Monday, July 26, 2010

Why location privacy matters

I attended The Next HOPE, the 8th installment of the Hackers on Planet Earth conference, last weekend. I've attended "hacker" conferences over the past decade and I've rarely seen  location or geo content with the exception of the war driving contests in the early '00s. I was excited that HOPE had a number of geo related sessions ranging from location privacy to hacking your GPS.


Ben Jackson from Mayhemic Labs presented Locational Privacy and Wholesale Surveillance via Photo Services. Jackson sampled 2.5 million photo links posted to Twitter, Twitpic, YFrog and Sexypeek and retrieved latitude and longitude from the EXIF metadata from 65,000 photos. His message was that users are leaking location information, often with knowing it. To publicize his findings, Jackson established ICanStalkYou.com to let users know that they could be easily located. 


In a similar vein, Paul Vet presented Geotagging: Opting-in to Total Surveillance (video available). His tag line, "One geotag is anecdote, many geotags are data," summarizes his position that information about a person's location (home, work, entertainment) and habits (timing) can be derived from mining their twitter stream. Like Jackson, extracting tweets with key words such as bed, home, TV and extracting the location data could be used to build a profile of a person's home, place of work, and their habits. Even tweets from friends, such as "Playing XBox with @username" adds additional information. Vet used a clustering algorithm to further refine individual coordinates in probable locations.


I also followed the GeoLoco conference via Twitter.

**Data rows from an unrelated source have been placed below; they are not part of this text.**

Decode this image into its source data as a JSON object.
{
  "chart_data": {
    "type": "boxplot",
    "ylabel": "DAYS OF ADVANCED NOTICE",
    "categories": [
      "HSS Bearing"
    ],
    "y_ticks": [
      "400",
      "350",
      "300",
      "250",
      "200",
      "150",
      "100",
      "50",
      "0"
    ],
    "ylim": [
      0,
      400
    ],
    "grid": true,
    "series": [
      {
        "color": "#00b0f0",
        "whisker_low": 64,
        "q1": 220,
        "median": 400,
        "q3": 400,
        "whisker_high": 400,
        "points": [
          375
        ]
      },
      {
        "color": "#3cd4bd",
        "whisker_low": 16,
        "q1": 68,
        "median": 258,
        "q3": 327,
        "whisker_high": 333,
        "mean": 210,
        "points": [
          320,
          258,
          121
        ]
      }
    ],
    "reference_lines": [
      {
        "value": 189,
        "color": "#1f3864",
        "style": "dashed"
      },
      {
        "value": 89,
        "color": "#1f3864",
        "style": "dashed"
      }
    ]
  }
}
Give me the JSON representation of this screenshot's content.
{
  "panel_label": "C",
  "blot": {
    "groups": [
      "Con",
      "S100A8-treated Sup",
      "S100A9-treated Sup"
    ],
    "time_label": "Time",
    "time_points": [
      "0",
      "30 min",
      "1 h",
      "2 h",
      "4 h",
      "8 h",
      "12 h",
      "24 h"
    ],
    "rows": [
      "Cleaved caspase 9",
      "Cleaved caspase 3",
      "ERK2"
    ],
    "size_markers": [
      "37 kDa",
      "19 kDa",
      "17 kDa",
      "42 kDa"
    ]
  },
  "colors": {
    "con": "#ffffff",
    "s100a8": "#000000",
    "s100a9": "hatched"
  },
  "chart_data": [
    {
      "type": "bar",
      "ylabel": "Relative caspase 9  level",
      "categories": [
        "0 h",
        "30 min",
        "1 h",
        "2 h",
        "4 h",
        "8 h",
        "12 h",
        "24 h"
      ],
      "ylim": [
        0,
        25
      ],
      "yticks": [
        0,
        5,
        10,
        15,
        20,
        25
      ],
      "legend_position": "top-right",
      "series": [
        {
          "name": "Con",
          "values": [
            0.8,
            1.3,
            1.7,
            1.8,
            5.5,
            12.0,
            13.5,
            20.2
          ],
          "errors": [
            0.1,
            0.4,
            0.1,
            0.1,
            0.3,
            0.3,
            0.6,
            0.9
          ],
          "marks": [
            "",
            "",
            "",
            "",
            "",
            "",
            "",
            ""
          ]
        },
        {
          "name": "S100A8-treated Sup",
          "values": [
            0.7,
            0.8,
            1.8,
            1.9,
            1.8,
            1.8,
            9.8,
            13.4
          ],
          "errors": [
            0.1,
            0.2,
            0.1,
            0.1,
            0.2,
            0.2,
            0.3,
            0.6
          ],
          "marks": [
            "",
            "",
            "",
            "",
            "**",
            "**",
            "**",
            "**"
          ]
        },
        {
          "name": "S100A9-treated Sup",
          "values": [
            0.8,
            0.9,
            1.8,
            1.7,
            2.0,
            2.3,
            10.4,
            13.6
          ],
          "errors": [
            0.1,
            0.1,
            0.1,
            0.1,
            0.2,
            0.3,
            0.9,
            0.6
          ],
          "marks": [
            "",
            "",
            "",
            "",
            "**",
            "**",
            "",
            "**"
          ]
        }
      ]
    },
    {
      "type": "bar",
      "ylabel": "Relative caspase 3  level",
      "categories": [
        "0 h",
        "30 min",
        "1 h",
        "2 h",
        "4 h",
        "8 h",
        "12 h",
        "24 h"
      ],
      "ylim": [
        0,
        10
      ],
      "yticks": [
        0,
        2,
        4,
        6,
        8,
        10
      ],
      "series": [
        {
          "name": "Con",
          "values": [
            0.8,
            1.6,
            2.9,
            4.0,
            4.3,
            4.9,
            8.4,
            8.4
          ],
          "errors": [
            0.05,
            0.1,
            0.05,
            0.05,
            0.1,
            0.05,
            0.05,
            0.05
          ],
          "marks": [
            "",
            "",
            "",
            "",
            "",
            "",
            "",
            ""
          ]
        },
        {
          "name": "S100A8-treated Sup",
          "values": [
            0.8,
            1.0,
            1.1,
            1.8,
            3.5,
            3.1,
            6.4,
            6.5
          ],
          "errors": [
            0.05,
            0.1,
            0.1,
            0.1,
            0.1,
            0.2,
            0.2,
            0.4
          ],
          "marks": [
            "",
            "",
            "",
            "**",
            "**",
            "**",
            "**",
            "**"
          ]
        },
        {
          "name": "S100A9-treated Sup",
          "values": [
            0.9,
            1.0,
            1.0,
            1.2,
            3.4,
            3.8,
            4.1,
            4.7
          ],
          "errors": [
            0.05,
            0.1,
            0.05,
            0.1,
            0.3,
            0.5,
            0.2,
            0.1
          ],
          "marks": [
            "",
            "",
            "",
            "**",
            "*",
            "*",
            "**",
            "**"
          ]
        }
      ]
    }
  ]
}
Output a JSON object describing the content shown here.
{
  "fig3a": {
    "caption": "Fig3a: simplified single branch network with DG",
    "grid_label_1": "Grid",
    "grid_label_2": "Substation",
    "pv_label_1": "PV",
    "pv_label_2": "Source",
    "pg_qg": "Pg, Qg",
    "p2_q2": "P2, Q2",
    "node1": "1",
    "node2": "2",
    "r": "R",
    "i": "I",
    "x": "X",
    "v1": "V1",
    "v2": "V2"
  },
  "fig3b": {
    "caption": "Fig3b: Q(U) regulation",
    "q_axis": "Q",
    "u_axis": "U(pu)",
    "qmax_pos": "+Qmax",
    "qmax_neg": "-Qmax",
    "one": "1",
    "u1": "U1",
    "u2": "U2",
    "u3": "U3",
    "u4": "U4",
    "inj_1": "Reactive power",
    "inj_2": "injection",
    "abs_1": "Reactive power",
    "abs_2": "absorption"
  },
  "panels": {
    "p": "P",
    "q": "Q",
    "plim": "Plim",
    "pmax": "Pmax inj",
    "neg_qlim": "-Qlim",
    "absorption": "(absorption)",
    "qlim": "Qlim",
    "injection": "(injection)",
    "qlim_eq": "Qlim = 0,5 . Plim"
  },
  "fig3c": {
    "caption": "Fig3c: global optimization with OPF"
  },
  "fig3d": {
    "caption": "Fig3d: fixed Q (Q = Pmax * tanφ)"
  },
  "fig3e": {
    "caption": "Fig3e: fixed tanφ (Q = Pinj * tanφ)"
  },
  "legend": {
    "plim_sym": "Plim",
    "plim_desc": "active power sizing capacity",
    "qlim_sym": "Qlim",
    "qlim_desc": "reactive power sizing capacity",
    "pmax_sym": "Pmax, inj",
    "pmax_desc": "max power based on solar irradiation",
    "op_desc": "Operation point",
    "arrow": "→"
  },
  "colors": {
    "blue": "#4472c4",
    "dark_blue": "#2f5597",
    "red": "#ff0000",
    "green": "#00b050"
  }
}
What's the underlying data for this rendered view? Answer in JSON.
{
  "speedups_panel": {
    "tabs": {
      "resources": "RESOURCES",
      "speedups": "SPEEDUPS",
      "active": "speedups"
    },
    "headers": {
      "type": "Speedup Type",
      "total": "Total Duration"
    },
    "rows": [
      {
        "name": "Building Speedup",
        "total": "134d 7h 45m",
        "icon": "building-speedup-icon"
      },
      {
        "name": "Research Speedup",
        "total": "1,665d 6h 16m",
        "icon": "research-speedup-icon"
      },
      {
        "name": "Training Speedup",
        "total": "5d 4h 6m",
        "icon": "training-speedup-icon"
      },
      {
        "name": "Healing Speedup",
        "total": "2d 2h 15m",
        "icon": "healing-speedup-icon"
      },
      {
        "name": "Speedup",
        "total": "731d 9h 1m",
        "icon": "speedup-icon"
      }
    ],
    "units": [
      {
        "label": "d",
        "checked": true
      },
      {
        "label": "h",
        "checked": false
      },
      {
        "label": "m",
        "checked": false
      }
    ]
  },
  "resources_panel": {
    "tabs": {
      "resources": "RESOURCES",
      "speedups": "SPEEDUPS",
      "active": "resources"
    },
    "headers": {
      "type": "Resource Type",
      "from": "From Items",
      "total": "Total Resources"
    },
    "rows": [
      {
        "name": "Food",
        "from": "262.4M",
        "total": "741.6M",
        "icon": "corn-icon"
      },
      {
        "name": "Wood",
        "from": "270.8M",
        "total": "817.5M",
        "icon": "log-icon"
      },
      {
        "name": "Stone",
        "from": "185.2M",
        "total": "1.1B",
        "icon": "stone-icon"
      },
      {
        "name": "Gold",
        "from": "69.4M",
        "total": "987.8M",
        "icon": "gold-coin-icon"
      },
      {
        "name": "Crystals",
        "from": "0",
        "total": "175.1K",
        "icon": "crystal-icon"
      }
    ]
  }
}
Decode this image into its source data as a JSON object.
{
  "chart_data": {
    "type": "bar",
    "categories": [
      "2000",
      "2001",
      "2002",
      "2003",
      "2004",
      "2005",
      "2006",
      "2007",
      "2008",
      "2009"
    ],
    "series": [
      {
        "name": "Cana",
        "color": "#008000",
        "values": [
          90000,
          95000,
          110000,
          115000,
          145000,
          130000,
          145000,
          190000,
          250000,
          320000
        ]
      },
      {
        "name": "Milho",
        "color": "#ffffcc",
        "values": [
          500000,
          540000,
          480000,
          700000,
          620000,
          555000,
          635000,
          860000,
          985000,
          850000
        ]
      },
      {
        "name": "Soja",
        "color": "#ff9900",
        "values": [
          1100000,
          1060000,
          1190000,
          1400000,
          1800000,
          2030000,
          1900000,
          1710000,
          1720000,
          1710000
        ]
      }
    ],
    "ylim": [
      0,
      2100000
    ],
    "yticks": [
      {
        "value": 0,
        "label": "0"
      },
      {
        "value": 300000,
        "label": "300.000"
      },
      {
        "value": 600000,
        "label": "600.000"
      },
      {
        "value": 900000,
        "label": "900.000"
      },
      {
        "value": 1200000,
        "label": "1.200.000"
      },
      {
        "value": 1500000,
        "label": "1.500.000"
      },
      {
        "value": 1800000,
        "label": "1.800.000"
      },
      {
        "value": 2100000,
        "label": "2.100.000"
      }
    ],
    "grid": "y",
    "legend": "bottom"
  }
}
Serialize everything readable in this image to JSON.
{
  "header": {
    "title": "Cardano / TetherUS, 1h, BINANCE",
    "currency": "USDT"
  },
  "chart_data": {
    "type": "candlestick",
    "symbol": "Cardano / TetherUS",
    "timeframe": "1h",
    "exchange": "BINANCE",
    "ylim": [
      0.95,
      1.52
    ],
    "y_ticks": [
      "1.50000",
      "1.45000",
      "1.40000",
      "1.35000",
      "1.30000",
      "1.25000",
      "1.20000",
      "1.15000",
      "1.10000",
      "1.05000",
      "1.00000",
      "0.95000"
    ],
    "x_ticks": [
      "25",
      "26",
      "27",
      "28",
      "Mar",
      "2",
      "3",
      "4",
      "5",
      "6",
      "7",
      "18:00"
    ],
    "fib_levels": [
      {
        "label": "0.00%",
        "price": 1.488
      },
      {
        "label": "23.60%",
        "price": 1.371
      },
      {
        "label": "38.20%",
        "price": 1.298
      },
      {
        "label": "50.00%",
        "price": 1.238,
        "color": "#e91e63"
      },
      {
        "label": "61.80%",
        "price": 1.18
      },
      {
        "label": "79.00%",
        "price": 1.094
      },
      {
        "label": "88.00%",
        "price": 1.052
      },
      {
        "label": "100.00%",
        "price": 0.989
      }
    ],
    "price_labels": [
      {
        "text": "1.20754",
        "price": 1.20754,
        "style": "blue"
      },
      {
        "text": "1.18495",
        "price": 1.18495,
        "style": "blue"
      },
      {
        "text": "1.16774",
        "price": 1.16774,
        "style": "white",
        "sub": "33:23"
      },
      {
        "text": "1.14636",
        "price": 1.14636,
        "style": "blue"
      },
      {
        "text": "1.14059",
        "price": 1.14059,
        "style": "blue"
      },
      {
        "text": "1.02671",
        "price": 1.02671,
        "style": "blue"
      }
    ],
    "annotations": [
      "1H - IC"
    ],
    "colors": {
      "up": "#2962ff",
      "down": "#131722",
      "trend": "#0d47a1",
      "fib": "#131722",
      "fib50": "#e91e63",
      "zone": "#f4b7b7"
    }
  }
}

Panelists in the Future of Geo-Location Panel responded to predictions collected by Dr. Phil Hendrix, the moderator. Here are two predictions that impact location privacy:


2. Location-awareness will be integral to any mobile app.
The panelists mainly agreed with this statement, with the observation that not all mobile apps will need LBS.
“For me, this is obvious,” Eisnor said. “With increase in precision, we’re moving towards an ecosystem of location-aware devices.”
“We’re going to have way too many devices in 2014; we will need to know where they are,” said GigaOM’s Liz Gannes.
4. Virtually all user-generated content will be geo-tagged.
In Ron’s words, “That’s already happening today,” but some of the panelists had reservations about a totally geo-tagged world.
“We’re going to find situations where location-sharing can be very weird,” Scoble said, noting that a recent deal between Rackspace and NASA could have been discovered before it was announced if observers had been tracking both organization’s locations.
“We’re getting to the point where journalists could know what the intelligence community does,” Liebhold said. 
The attitude of conference attendees (via Twitter) towards location privacy seemed to take a back seat to the business of monetizing location, despite the possibility that location privacy issues could make or break a company.


Another week, another hacker conference. This time Thomas Ryan will be presenting Getting in Bed with Robin Sage; which describes his exercise of creating a fake twenty-something year old woman who worked for Naval Network Warfare Command. Robin Sage was able to collect 300 connections on LinkedIn, 110 Facebook friends, and 141 Twitter followers. Robin Sage was able to view photos with location information from Afghanistan and Iraq in Facebook and Twitter. Sage even received job offers and dinner invitations. More information about Robin Sage is available from darkreading.com.


While the US ponders the release of (six month to years old) information from WikiLeaks. It is worth noting that we might want be looking at social media when it comes to releases of information that endanger operational security in the present day.